Figure 2: Schematic sequence diagram and the adaptation for VASO application in the auditory cortex at 7T
The sequence setup that was found to be most suitable is an axial acquisition with spin-reset pulses at the end of each readout. A TR-FOCI pulse with phase skip was used for efficient inversion of a single channel head-Tx NOVA coil. Readout blocks were kept as short as possible at the cost of coverage. The inherent silent sequence dead times in VASO were exploited for auditory task presentation.
Figure 3: Representative activation results Activation maps of GE-BOLD and VASO for 3D-EPI and 2D-EPI (no SMS)
We find that the fast protocol with readout durations of 700ms and a thin slab with 12 slices at 0.9mm iso can detect significant activation changes.
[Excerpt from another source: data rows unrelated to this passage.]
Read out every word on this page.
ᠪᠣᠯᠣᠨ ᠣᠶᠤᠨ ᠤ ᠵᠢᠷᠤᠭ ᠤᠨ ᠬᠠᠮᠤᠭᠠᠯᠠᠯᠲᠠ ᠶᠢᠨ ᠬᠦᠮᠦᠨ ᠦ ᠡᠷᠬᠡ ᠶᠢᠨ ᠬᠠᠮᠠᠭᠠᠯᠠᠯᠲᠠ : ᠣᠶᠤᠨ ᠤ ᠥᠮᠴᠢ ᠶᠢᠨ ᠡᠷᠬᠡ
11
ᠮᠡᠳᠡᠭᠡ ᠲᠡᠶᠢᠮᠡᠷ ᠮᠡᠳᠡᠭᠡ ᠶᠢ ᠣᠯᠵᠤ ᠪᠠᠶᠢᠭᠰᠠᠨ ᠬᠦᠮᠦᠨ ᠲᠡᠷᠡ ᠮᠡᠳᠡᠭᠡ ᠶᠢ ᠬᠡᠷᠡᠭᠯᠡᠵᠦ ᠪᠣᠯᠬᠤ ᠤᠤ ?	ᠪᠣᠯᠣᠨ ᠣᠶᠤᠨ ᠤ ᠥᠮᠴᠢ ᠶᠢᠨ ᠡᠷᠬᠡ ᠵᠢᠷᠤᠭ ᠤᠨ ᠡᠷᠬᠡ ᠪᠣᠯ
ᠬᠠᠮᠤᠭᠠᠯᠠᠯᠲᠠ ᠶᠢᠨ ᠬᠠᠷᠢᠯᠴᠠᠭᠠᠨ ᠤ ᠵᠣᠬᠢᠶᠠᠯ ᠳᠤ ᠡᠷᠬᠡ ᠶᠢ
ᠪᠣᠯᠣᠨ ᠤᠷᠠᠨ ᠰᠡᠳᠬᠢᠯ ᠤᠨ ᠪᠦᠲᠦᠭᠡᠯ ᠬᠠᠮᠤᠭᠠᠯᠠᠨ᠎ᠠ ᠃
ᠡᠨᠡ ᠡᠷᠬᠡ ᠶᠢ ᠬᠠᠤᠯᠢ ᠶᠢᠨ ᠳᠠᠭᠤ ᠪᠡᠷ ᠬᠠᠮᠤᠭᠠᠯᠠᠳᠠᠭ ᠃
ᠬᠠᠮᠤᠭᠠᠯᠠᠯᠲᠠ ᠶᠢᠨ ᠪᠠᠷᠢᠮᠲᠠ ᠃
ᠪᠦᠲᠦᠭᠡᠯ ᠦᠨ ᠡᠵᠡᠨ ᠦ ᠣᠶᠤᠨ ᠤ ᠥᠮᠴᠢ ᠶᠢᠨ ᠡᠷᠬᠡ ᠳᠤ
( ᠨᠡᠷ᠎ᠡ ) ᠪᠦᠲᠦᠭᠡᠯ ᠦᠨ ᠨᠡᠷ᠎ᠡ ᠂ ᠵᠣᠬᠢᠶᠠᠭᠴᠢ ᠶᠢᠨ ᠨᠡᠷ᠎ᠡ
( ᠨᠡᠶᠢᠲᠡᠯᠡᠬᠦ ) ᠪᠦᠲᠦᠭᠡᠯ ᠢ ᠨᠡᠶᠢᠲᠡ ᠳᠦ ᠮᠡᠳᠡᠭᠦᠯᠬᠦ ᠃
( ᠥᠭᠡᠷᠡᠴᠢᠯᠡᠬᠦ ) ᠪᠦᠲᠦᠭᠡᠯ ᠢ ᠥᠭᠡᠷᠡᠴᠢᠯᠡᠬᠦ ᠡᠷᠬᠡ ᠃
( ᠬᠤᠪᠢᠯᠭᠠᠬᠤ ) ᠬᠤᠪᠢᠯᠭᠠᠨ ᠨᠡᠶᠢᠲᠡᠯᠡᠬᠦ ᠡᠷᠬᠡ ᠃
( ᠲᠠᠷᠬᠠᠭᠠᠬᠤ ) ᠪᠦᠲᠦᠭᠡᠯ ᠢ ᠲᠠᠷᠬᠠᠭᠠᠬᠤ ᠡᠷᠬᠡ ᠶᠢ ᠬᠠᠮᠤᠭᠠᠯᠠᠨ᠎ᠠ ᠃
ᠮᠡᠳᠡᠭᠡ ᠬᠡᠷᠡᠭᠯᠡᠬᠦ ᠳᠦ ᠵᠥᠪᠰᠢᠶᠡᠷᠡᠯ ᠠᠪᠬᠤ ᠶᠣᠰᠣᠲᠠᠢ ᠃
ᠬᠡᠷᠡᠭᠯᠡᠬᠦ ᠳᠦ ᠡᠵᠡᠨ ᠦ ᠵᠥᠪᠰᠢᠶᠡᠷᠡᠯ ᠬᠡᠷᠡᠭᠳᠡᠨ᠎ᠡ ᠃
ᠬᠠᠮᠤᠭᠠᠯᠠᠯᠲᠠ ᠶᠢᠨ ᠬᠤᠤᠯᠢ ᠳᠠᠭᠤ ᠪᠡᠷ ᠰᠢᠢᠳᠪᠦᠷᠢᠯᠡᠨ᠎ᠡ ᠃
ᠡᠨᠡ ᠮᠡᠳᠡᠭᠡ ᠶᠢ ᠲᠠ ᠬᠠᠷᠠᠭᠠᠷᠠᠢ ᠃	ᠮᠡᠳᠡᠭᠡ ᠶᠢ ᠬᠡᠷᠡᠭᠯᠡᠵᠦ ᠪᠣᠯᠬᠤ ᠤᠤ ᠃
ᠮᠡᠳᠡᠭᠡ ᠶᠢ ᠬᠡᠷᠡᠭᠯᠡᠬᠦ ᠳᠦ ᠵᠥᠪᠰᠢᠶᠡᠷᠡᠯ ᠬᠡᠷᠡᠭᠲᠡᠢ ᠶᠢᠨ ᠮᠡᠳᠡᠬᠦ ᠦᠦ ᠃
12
For BOLD, z-scores are generally larger with 2D-EPI in the activation maps, while for VASO, z-scores are larger for 3D-EPI. As expected, layer-profiles for GE-BOLD are slightly shifted towards the surface.
Figure 4: Stability of VASO activation across 4 participants
It can be seen that the sequence approaches investigated here provide enough sensitivity to provide layer-fMRI results in the auditory cortex. Two of the participants were naive to fMRI scanning and two of them were experienced fMRI participants. There is an indication that 3D-EPI provides more activation for VASO than 2D-EPI. And 2D-EPI provides more activation for BOLD than 3D-EPI. VASO is less sensitive than BOLD.